By CATHERINE MASTERS
Queries about plants make up about 10 per cent of all calls to the National Poisons Centre at Otago University in Dunedin.
Topping the list is the arum lily, which is common throughout New Zealand and causes a burning sensation if eaten.
Medical toxicologist Dr Michael Beasley says plants have a range of toxins.
Some are toxic to the gut, leading to vomiting and diarrhoea - or a sore mouth, which is where the arum lily comes in.
"That has oxalates in it which can cause an inflammatory condition of the mouth. Calcium treatment such as milk is very useful," says Dr Beasley.
A few plants, such as foxgloves, have a digitalis-like action which can be toxic to the heart.
"Probably the most common form of poisoning is the atropine-like compounds (belladonna) and people can get dilated pupils, blurred vision. They can get hot and dry, confused, that sort of thing."
There is an antidote for this but it is used only as a last resort.
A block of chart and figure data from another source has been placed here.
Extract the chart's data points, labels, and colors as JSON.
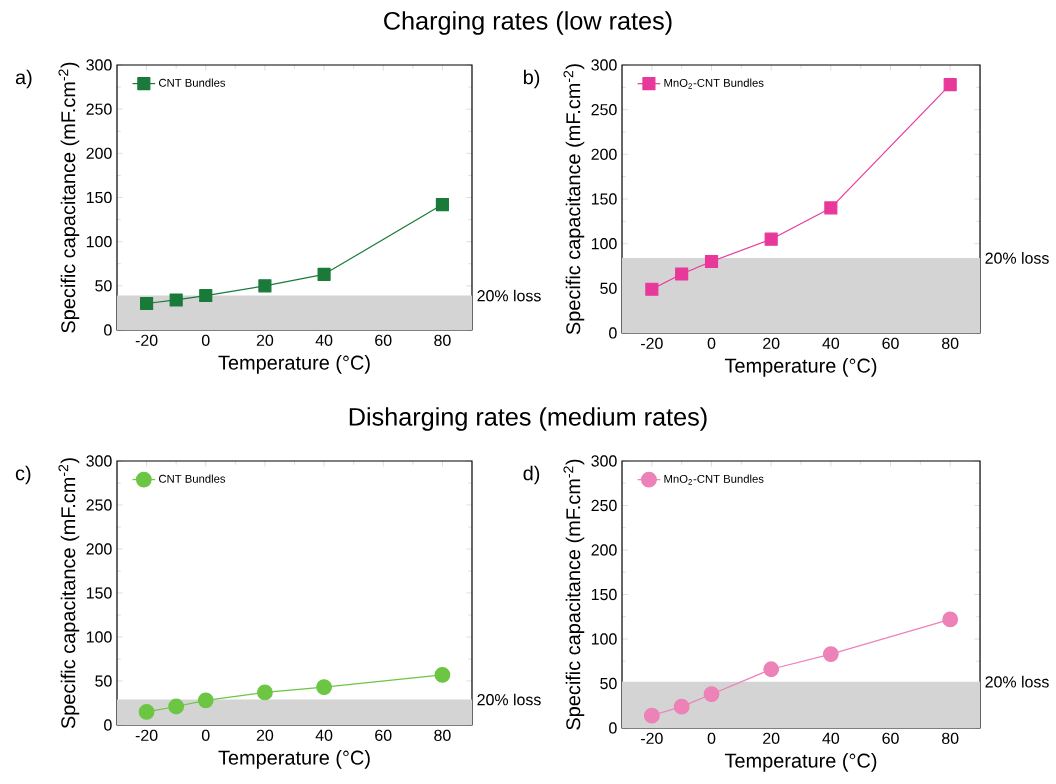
{
  "chart_data": [
    {
      "type": "line",
      "title": "Charging rates (low rates)",
      "xlabel": "Temperature (°C)",
      "ylabel": "Specific capacitance (mF.cm$^{-2}$)",
      "annotations": [
        "a)"
      ],
      "x": [
        -20,
        -10,
        0,
        20,
        40,
        80
      ],
      "xlim": [
        -30,
        90
      ],
      "ylim": [
        0,
        300
      ],
      "xticks": [
        -20,
        0,
        20,
        40,
        60,
        80
      ],
      "yticks": [
        0,
        50,
        100,
        150,
        200,
        250,
        300
      ],
      "marker": "square",
      "legend": "top left",
      "grid": false,
      "series": [
        {
          "name": "CNT Bundles",
          "color": "#1a7a3a",
          "values": [
            30,
            34,
            39,
            50,
            63,
            142
          ]
        }
      ],
      "bands": [
        {
          "axis": "y",
          "from": 0,
          "to": 39,
          "label": "20% loss",
          "color": "#d4d4d4"
        }
      ]
    },
    {
      "type": "line",
      "xlabel": "Temperature (°C)",
      "ylabel": "Specific capacitance (mF.cm$^{-2}$)",
      "annotations": [
        "b)"
      ],
      "x": [
        -20,
        -10,
        0,
        20,
        40,
        80
      ],
      "xlim": [
        -30,
        90
      ],
      "ylim": [
        0,
        300
      ],
      "xticks": [
        -20,
        0,
        20,
        40,
        60,
        80
      ],
      "yticks": [
        0,
        50,
        100,
        150,
        200,
        250,
        300
      ],
      "marker": "square",
      "legend": "top left",
      "grid": false,
      "series": [
        {
          "name": "MnO$_{2}$-CNT Bundles",
          "color": "#e8389a",
          "values": [
            49,
            66,
            80,
            105,
            140,
            278
          ]
        }
      ],
      "bands": [
        {
          "axis": "y",
          "from": 0,
          "to": 84,
          "label": "20% loss",
          "color": "#d4d4d4"
        }
      ]
    },
    {
      "type": "line",
      "title": "Disharging rates (medium rates)",
      "xlabel": "Temperature (°C)",
      "ylabel": "Specific capacitance (mF.cm$^{-2}$)",
      "annotations": [
        "c)"
      ],
      "x": [
        -20,
        -10,
        0,
        20,
        40,
        80
      ],
      "xlim": [
        -30,
        90
      ],
      "ylim": [
        0,
        300
      ],
      "xticks": [
        -20,
        0,
        20,
        40,
        60,
        80
      ],
      "yticks": [
        0,
        50,
        100,
        150,
        200,
        250,
        300
      ],
      "marker": "circle",
      "legend": "top left",
      "grid": false,
      "series": [
        {
          "name": "CNT Bundles",
          "color": "#6cc644",
          "values": [
            15,
            21,
            28,
            37,
            43,
            57
          ]
        }
      ],
      "bands": [
        {
          "axis": "y",
          "from": 0,
          "to": 29,
          "label": "20% loss",
          "color": "#d4d4d4"
        }
      ]
    },
    {
      "type": "line",
      "xlabel": "Temperature (°C)",
      "ylabel": "Specific capacitance (mF.cm$^{-2}$)",
      "annotations": [
        "d)"
      ],
      "x": [
        -20,
        -10,
        0,
        20,
        40,
        80
      ],
      "xlim": [
        -30,
        90
      ],
      "ylim": [
        0,
        300
      ],
      "xticks": [
        -20,
        0,
        20,
        40,
        60,
        80
      ],
      "yticks": [
        0,
        50,
        100,
        150,
        200,
        250,
        300
      ],
      "marker": "circle",
      "legend": "top left",
      "grid": false,
      "series": [
        {
          "name": "MnO$_{2}$-CNT Bundles",
          "color": "#ec82b8",
          "values": [
            14,
            24,
            38,
            66,
            83,
            122
          ]
        }
      ],
      "bands": [
        {
          "axis": "y",
          "from": 0,
          "to": 52,
          "label": "20% loss",
          "color": "#d4d4d4"
        }
      ]
    }
  ]
}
Patients can become aggressive and Dr Beasley says they should be nursed in a quiet, dark room with mild tranquillisers.
The pumping of stomachs is not performed often, not even for hemlock, and is recommended only if the patient is in hospital within an hour and already pretty sick.
The standard treatment is to give charcoal, which binds the toxins and stops them from being absorbed.
Parents should not give charcoal without medical advice.
Dr Beasley says first aid treatment is fairly limited for parents and it is no longer recommended to make poisoned children vomit.
"Really the best thing is to call a doctor or the poison centre," he says.
Children can be given a small amount of milk or water but not too much.
"In the old days people used to think 'Oh, I'll give lots and lots of fluids to dilute the poison,' thinking 'Oh well, that will decrease the concentration and therefore you won't absorb as much.'
"But the other thing is, if you give too much it spreads the poison over a bigger surface area. A bit of a trade-off goes on. If you give too much liquid it might also make them vomit."
* The poisons centre has a 24-hour telephone number: (03) 474-7000.
Banish these plants to keep youngsters safe
Some plants should not be grown or tolerated in preschool centres. Ones which are harmful if swallowed include:
* Angel's trumpet. Found in the North Island and warmest parts of the South Island.
* Arums and arum lily.
* Bittersweet. Found mainly in the South Island and lower North Island.
* Death cap and fly agaric fungi.
* Jerusalem cherry.
* Laburnum. Found mainly in the South Island and southern half of the North Island.
* Lantana. Warmer parts of the North Island and northern parts of the South Island.
* Lily of the valley. Mainly South Island.
* Persian lilac or white cedar.
* Potato (all green parts).
* Privet species.
* Queen of the night. Mainly northern North Island.
* Stinking iris.
Plants which are harmful if touched include:
* Stinging nettles.
* Wax tree, or Japanese wax tree. Mainly North Island and northern South Island.
Landcare Research has not included some extremely poisonous plants in this list because they are rare. An example is deadly nightshade, which is often confused with black nightshade. Deadly nightshade is more than 1m tall when mature and has large, bell-shaped, brownish-purple flowers, followed by large, egg-shaped black berries.